Systematic trading, equally referred to as mechanical trading is a way to set trading goals and manage risks and rules so that you can make orderly investment and trading decisions. Systematic trading includes manual trading of the system and full or partial automation with the use of a PC.
While technically structured systems are commonly available, there are equally systems that use fundamental data like short-term hedge funds and long-term stocks such as GTAA funds. Systematic trading can include high-frequency trading (HFT, occasionally referred to as Algorithmic Trading) and slow types of investments like following systematic trends. Another form of systematic trading is known as Passive Index Tracking.
The contradictory type of trade to systematic trading is discretionary trading. The downside of discretionary trading is that it’s controlled by emotions. Backtesting is difficult to do with discretionary trading, and risk management is less stringent.
Systematic trading is similar to quantitative trading which includes all quantitative methods of trading. Most quantitative trades use market-based valuation techniques such as derivatives. However, they use systematic or arbitrary trading decisions.
Strategy for doing systematic futures trading
Let’s say you want to simulate an index with futures and stocks from other markets with high liquidity.
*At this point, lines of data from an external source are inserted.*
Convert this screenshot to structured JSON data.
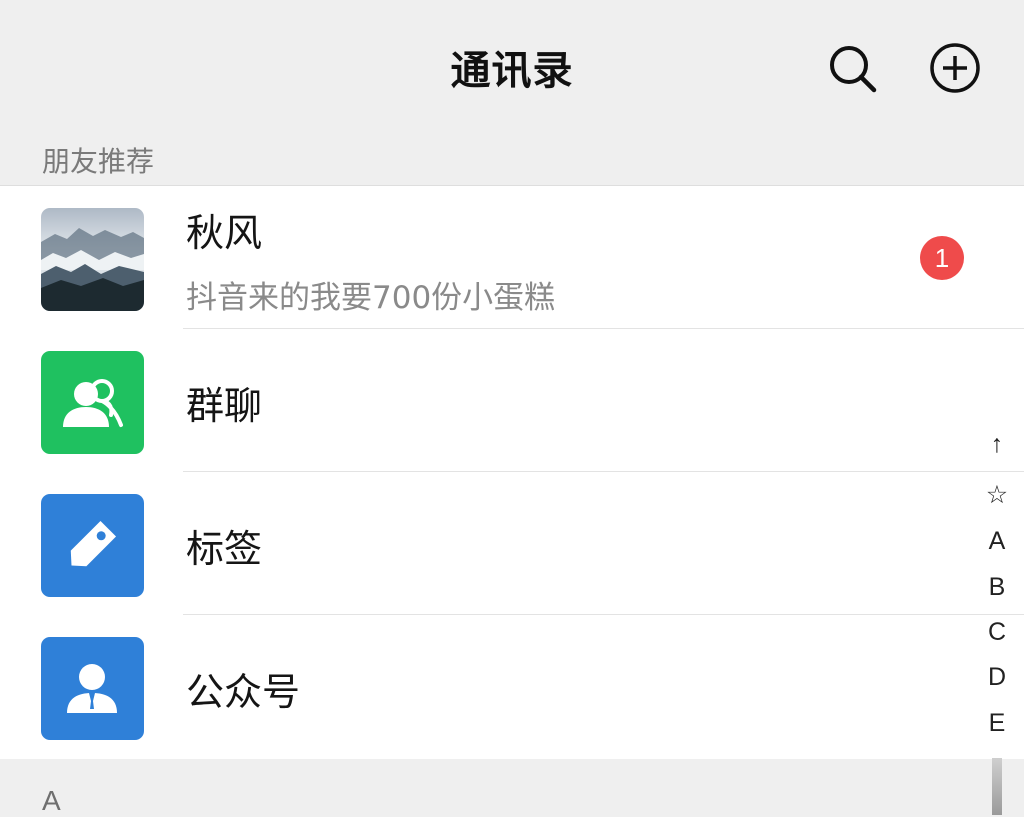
{
  "header": {
    "title": "通讯录",
    "search_icon": "search-icon",
    "add_icon": "plus-circle-icon"
  },
  "recommend": {
    "label": "朋友推荐",
    "name": "秋风",
    "message": "抖音来的我要700份小蛋糕",
    "badge": "1",
    "badge_color": "#ef4b4b"
  },
  "entries": [
    {
      "label": "群聊",
      "icon": "group-chat-icon",
      "color": "#1fc160"
    },
    {
      "label": "标签",
      "icon": "tag-icon",
      "color": "#2f80d8"
    },
    {
      "label": "公众号",
      "icon": "official-account-icon",
      "color": "#2f80d8"
    }
  ],
  "index": [
    "↑",
    "☆",
    "A",
    "B",
    "C",
    "D",
    "E"
  ],
  "group_header": "A"
}
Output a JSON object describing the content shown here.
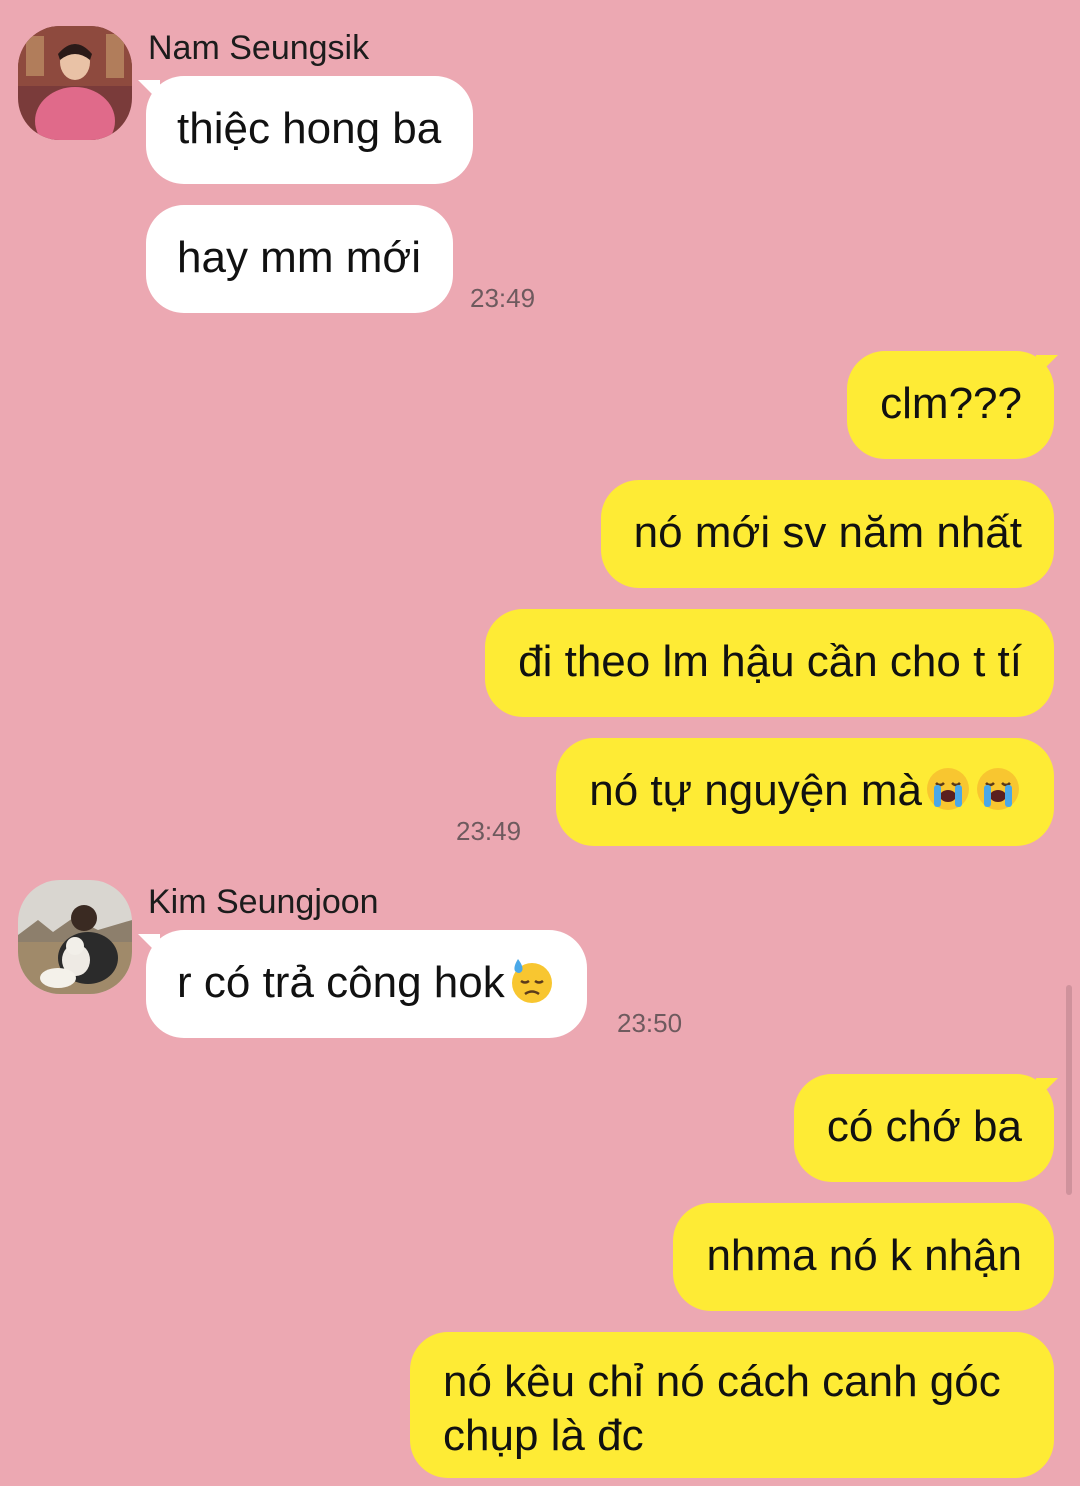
{
  "colors": {
    "background": "#ECA8B2",
    "incoming_bubble": "#FFFFFF",
    "outgoing_bubble": "#FEEB35"
  },
  "groups": [
    {
      "sender": "Nam Seungsik",
      "messages": [
        "thiệc hong ba",
        "hay mm mới"
      ],
      "time": "23:49"
    },
    {
      "outgoing": true,
      "messages": [
        "clm???",
        "nó mới sv năm nhất",
        "đi theo lm hậu cần cho t tí",
        "nó tự nguyện mà"
      ],
      "emoji": [
        "loudly-crying-face-icon",
        "loudly-crying-face-icon"
      ],
      "time": "23:49"
    },
    {
      "sender": "Kim Seungjoon",
      "messages": [
        "r có trả công hok"
      ],
      "emoji": [
        "downcast-face-with-sweat-icon"
      ],
      "time": "23:50"
    },
    {
      "outgoing": true,
      "messages": [
        "có chớ ba",
        "nhma nó k nhận",
        "nó kêu chỉ nó cách canh góc chụp là đc"
      ]
    }
  ]
}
Example of system orientation:
1. Decide which stocks and futures you want to play with your fundamental analysis.
2. Analyze the correlation between the target index and the chosen stocks and futures and find the best strategy for the index.
3. Determine a consistent strategy for a dynamic combination of stocks and futures based on market data.
4. Try simulation of strategies including transaction costs, transfers, stop loss limits and any other risk control required.
5. Try the strategies while trading life, generate signals using algorithmic trading, and maximize profits and losses while continually managing risk.
Features of systematic trading
Using Irene Aldridge’s idea that described a particular HFT system, a more common type of systematic trading system ought to include the features below:
1. Data management (for real-time and historical data testing)
2. Signal generation system (generating, buying, and selling signals following a preset strategy with the use of a quantitative method)
3. A portfolio, loss, and income tracking system.
4. Quantitative risk management system (determining exposure for each market, group, or portfolio).
5. A trade execution and routing subsystem (which includes an execution trade algorithm such as TWAP, VWAP, and more, etc.)
Backtesting and systematic futures trading
The main aim of systematic trading is partially to use backtesting to test strategies and alternatives. Easy and reliable access to trading data is a fundamental aspect of backtesting.
Management of Risk
Systematic trading ought to account for the significance of risk management. It would need to utilize a systematic approach for quantifying risk, and utilize constant limits and techniques to determine how to end an overly risky trade position.
Systematic trading allows the trader to objectively set profit targets, loss points, trading volumes, and system closing points before the commencement of trading. This way, systematic trading allows for accurate risk management.
Systematic trading of future frequencies
In trading itself, Systematic strategies primarily concentrate on stocks and volatility, low frequency, and high-frequency strategies. Futures market trading focus on high-frequency trading, but you can equally use one or two low-frequency strategies that perform better, like WealthBuilder futures. The WealthBuilder offered by Collective 2 showed a great performance in 2017 with a net profit of 30% and a share of Sharpe of 3.4.
Designing a high-frequency strategy with a two-digit Sharpe ratio requires a combination of computational and simulation information. The microstructure of the future market is naturally very different from the microstructure of the stock or foreign exchange market and the components of the model, including the microstructure effect, vary greatly from product to product.
Also, whether the time is discrete or continuous wall time, transaction time, or other measures, there can be significant differences in how the model handles time. However, some of the simpler technical indicators we use, like moving averages, are common to multiple patterns across different underlying trading instruments and markets. Machine learning helps a lot in the majority of trading strategies, high-frequency trading strategy inclusive.